Un équilibre au cordeau

De l’Italie, Senda Waguena a gardé le goût d’un produit de qualité « que l’on travaille sans le dénaturer ». La carte de la semaine dépend ainsi des petits producteurs avec lesquels le chef est en contact tout au long de l’année. « La notion de respect est très importante dans tout ce que je fais, précise-t-il. L’humain a une valeur forte. » De la France, il a pris l’art des sauces et de la cuisson, et puis l’Opinel, couteau savoyard mythique indissociable de la tradition hexagonale, qui orne les tables. Du Togo, il a rapporté des ingrédients essentiels : l’igname, la banane plantain, le piment. « Mon préféré ? Celui que l’on appelle le piment antillais, le habanero, très puissant, que l’on utilise surtout pour aromatiser.

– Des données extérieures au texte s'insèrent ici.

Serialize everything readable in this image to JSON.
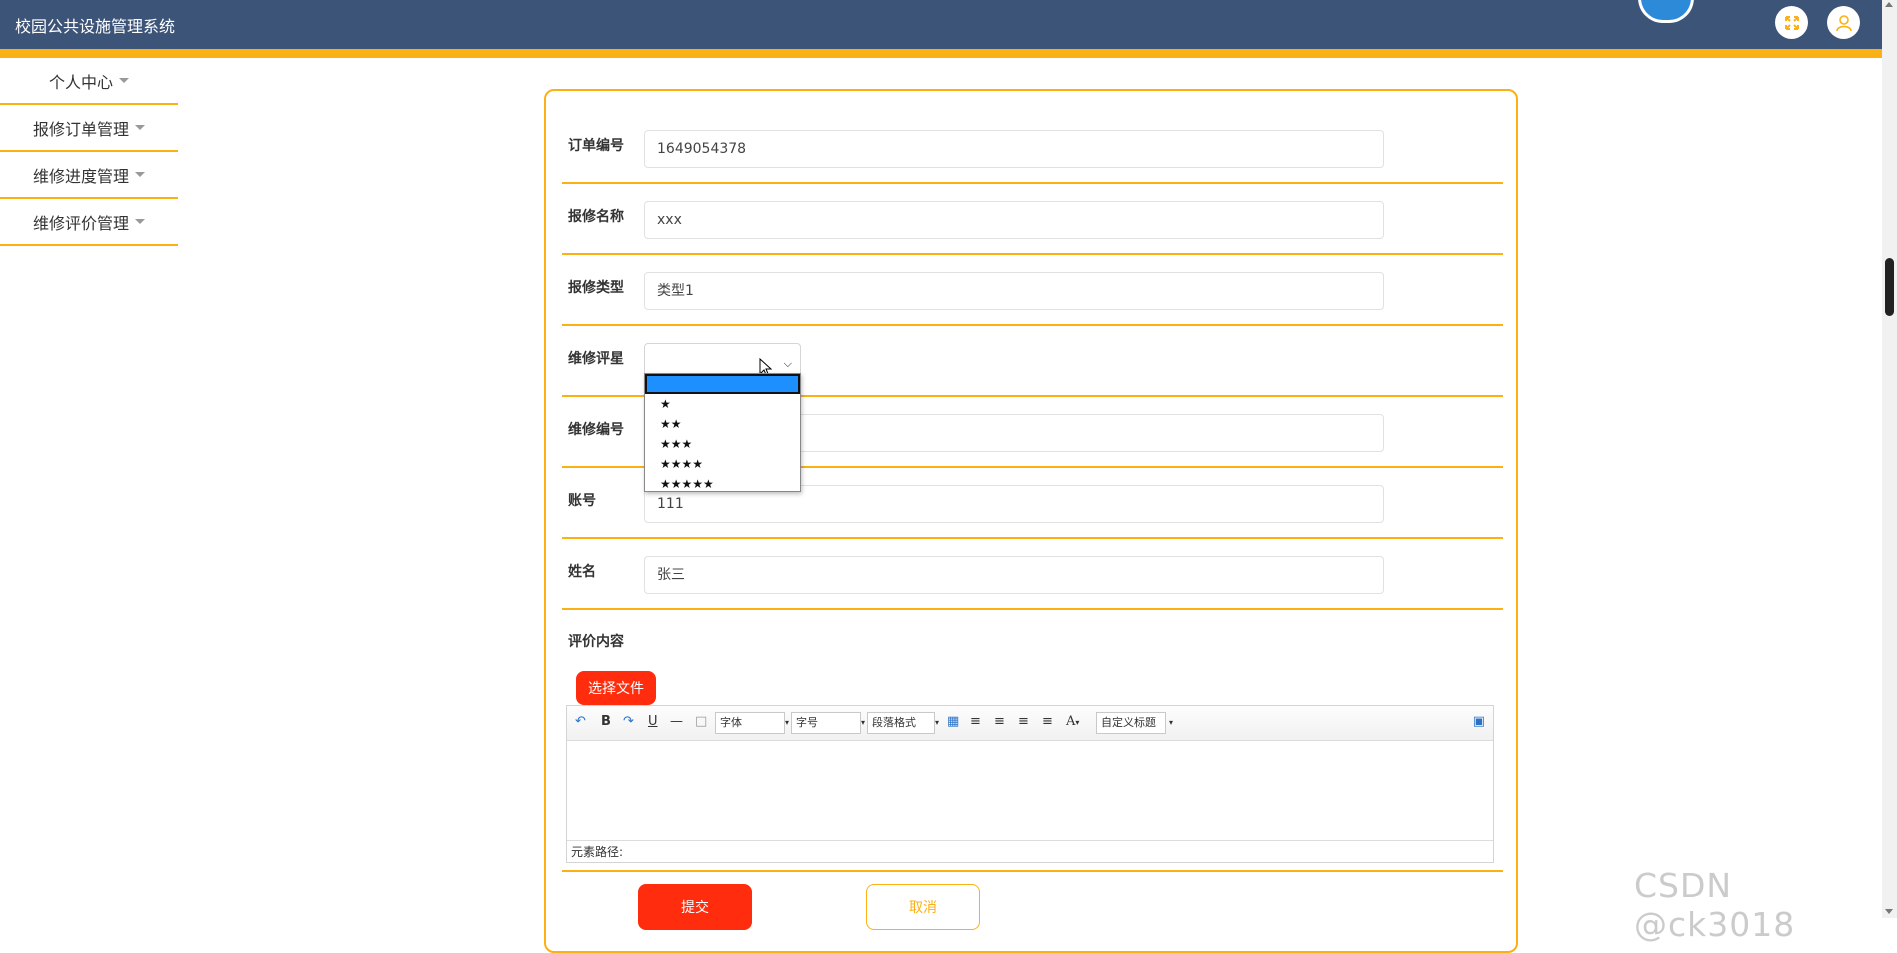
{
  "header": {
    "title": "校园公共设施管理系统"
  },
  "sidebar": {
    "items": [
      {
        "label": "个人中心"
      },
      {
        "label": "报修订单管理"
      },
      {
        "label": "维修进度管理"
      },
      {
        "label": "维修评价管理"
      }
    ]
  },
  "form": {
    "order_no": {
      "label": "订单编号",
      "value": "1649054378"
    },
    "repair_name": {
      "label": "报修名称",
      "value": "xxx"
    },
    "repair_type": {
      "label": "报修类型",
      "value": "类型1"
    },
    "rating": {
      "label": "维修评星",
      "value": "",
      "options": [
        "",
        "★",
        "★★",
        "★★★",
        "★★★★",
        "★★★★★"
      ]
    },
    "repair_no": {
      "label": "维修编号",
      "value": ""
    },
    "account": {
      "label": "账号",
      "value": "111"
    },
    "name": {
      "label": "姓名",
      "value": "张三"
    },
    "comment": {
      "label": "评价内容"
    },
    "file_button": "选择文件",
    "editor": {
      "font_label": "字体",
      "size_label": "字号",
      "para_label": "段落格式",
      "custom_label": "自定义标题",
      "path_label": "元素路径:"
    },
    "submit_label": "提交",
    "cancel_label": "取消"
  },
  "watermark": "CSDN @ck3018",
  "colors": {
    "header": "#3d5479",
    "accent": "#fbb114",
    "primary_button": "#ff2d0d"
  }
}
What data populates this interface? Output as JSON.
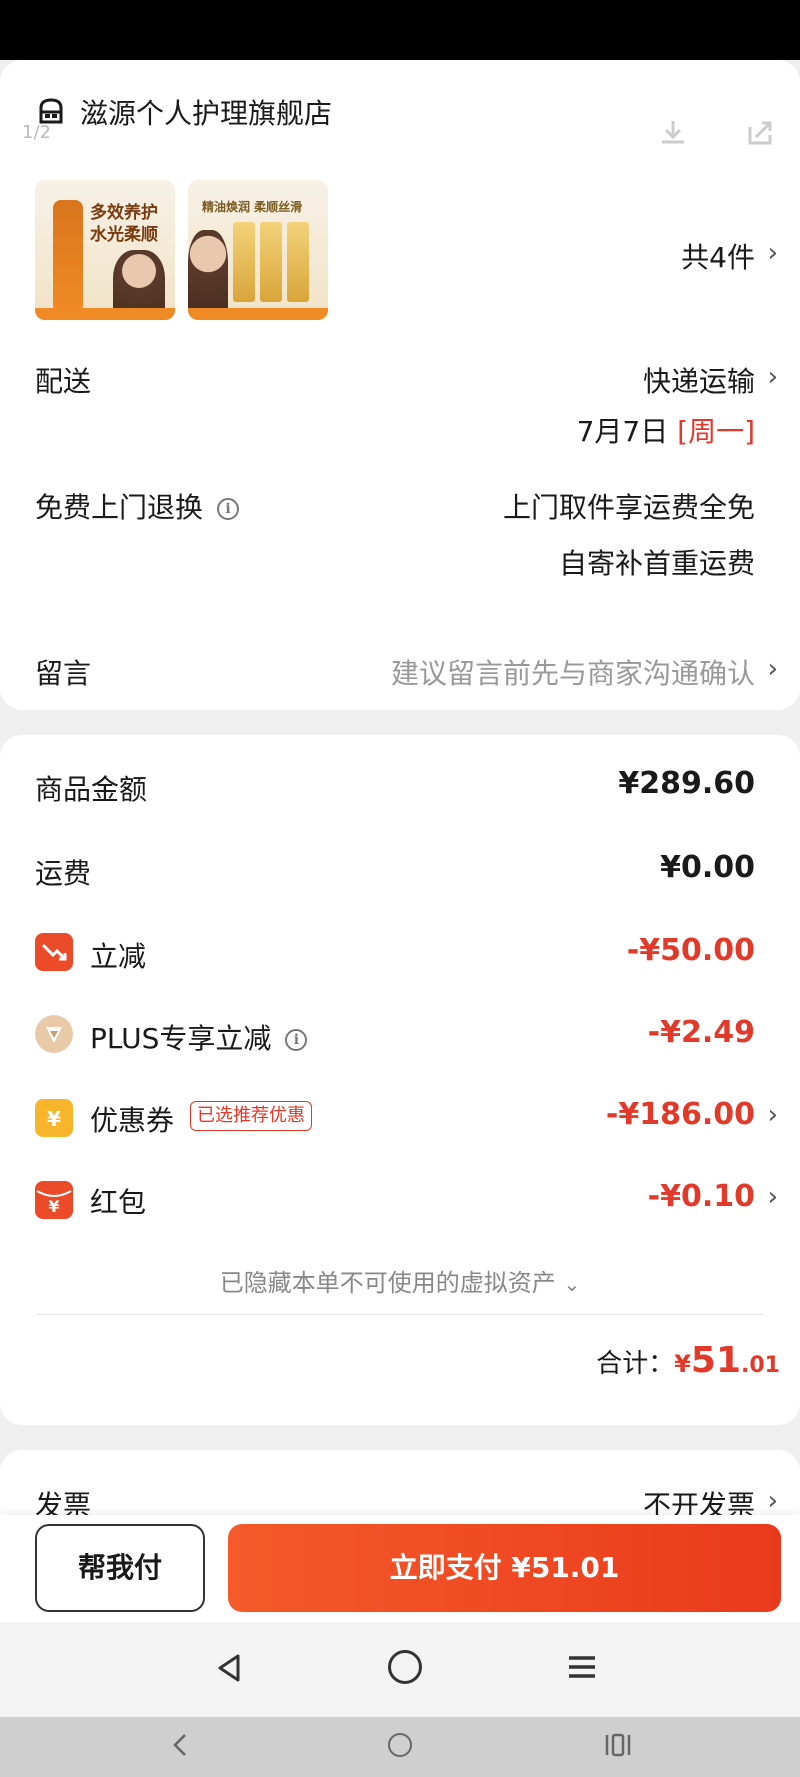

J’aime aussi les pimientos de padron et les chipotle… En fait, je les aime tous ! » N’allez pas croire, néanmoins, que les plats du Jujube vont vous cramer le palais au lance-flammes : ici, tout est affaire d’équilibre et de subtilité.

À la carte, on trouvera ainsi en entrée du poulpe frit avec hot sauce, carotte glacée et gel de citron (16 euros) ou un velouté d’oignon doux avec marrons, parmesan en copeaux et œuf parfait cuit à 64°C (14 euros). En boisson, ce sera un Bel Milan Nestarec 2020, vin blanc tchèque. « J’adore le vin, il ne faut pas oublier que mes parents se sont rencontrés à Bordeaux ! Mes choix personnels me portent vers les vins de Bourgogne, de Loire ou du Rhône, mais ce que j’affectionne le plus, ce sont les cépages anciens qui se travaillent dans des petits coins reclus. » Riche, la carte des boissons fait la part belle aux cuvées militantes de Fleur Godart (collectif Vins et volailles) aux noms suggestifs : (« Putes féministes », « Ne me libérez pas, je m’en charge », « Sorcières », etc.).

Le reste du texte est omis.